Washington, E.U.-
En un intento por contener su caída en las encuestas, el candidato republicano a la presidencia de Estados Unidos, Mitt Romney, difundió ayer su declaración de impuestos 2011, que revela ingresos por 13.7 millones de dólares y el pago de 1.95 millones al fisco.
Según las cifras aportadas por la campaña de Romney, quien busca así atajar las denuncias de quienes le acusan de evadir impuestos a través de paraísos fiscales en las islas Caimán, el porcentaje de impuestos pagados por el candidato es del 14.4%, una carga modesta si se le compara con el promedio que paga la clase media: 25%.
En promedio, según adelantó la oficina del candidato, Romney habría pagado un 20.2% de impuestos en las últimas dos décadas.
La decisión de difundir su declaración de impuestos, cuando sólo faltan 45 días para las elecciones, busca detener la caída de Romney por la pendiente de la derrota.
Según el sondeo realizado esta semana por Reuters, el presidente Barack Obama mantiene una ventaja de 5 puntos a nivel nacional; encuestas realizadas por la cadena NBC y Wall Street Journal conceden al mandatario una ventaja de entre 5 y 7 puntos en Florida, Virginia y Ohio, que serán clave en los comicios del 6 de noviembre.
Otro sondeo, de la Universidad de Michigan, señala un avance del candidato demócrata en Michigan, el estado donde nació Romney y en donde Obama consiguió ayer ampliar el margen de ventaja hasta en 9 puntos, acentuando el nerviosismo republicano.
No sólo eso.

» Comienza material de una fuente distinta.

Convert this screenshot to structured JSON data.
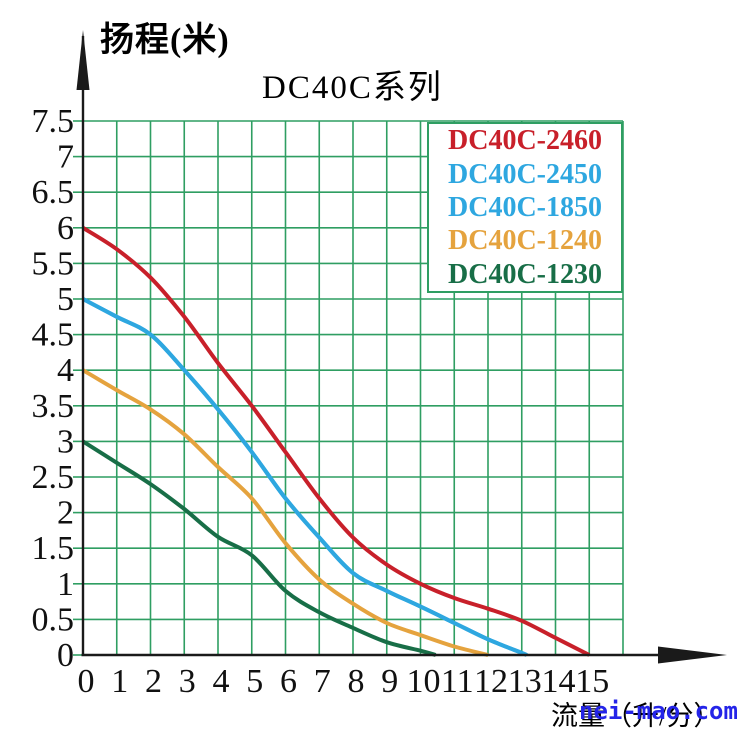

Los pronósticos de observatorios de prospección electoral, como la sección del diario The New York Times conocida como “Five Thirty Eight”, vaticinan que Obama ganará el 6 de noviembre no sólo en el voto electoral, sino también en el voto popular.
En EU las elecciones presidenciales son indirectas. Es decir, aunque es probable que en noviembre voten más de 100 millones de electores, al final sólo 538 hombres y mujeres eligen al próximo presidente. Son los representantes del Colegio Electoral que, al final, elige al ganador que tendrá que alcanzar una mayoría mínima de 270 votos electorales.
De acuerdo con la proyección de “Five Thirty Eight”, Obama se hará con 308 votos electorales y el 51.1% del voto popular.
La crisis en la que se ha sumido la campaña de Romney tras difundirse un video en el que prácticamente tachó de “vividores” al 47% de la población estadounidense, ha alcanzado tales dimensiones que la esposa del candidato republicano ha tenido que salir en su defensa. “Ya basta, pongan alto a esto. La contienda es muy dura. ¿Quieren intentarlo? Pues súbanse al ring”, estalló Ann Romney durante una entrevista concedida a una radio de Iowa.
La esposa de Romney pasó luego un susto cuando, durante un vuelo de Omaha, Nebraska, a Los Ángeles, California, su avión tuvo que realizar un aterrizaje de emergencia por detectarse humo en la cabina.
Ann salió ilesa y según las primeras investigaciones, el humo fue causado por un problema eléctrico.
Tampoco fue un buen día para el compañero de fórmula de Romney, Paul Ryan, quien fue abucheado por la Asociación Americana de Personas Jubiladas (AARP), la mayor del país, durante un discurso en el que explicaba su plan para hacer viable el programa público de cobertura médica para las personas mayores y en el que criticó la reforma sanitaria de Obama, conocida como “Obamacare”.
Mientras la campaña de Romney busca el modo de sortear la tormenta que desataron sus declaraciones durante una cena de recaudación, en mayo, y que fueron grabadas y difundidas esta semana por la revista Mother Jones, Obama está aprovechando la situación a su favor.
Ayer, en un mitin en Virginia, advirtió contra las propuestas de Romney que, dijo, han mostrado “desdén e ignorancia” frente a los problemas de la clase media, los jubilados y los veteranos de guerra.
“Francamente no creo que Estados Unidos pueda llegar muy lejos con líderes que desprecian a la mitad de la población acusándolos de hacerse las víctimas para vivir del Estado”, arremetió Obama.
Obama también se presentó ante los más de 35 millones de afiliados de la AARP, con muchos mejores resultados que Ryan. El presidente prometió a los jubilados que mantendrá una férrea defensa del sistema de Medicaid y Madicare —del que dependen la mayoría de ellos—.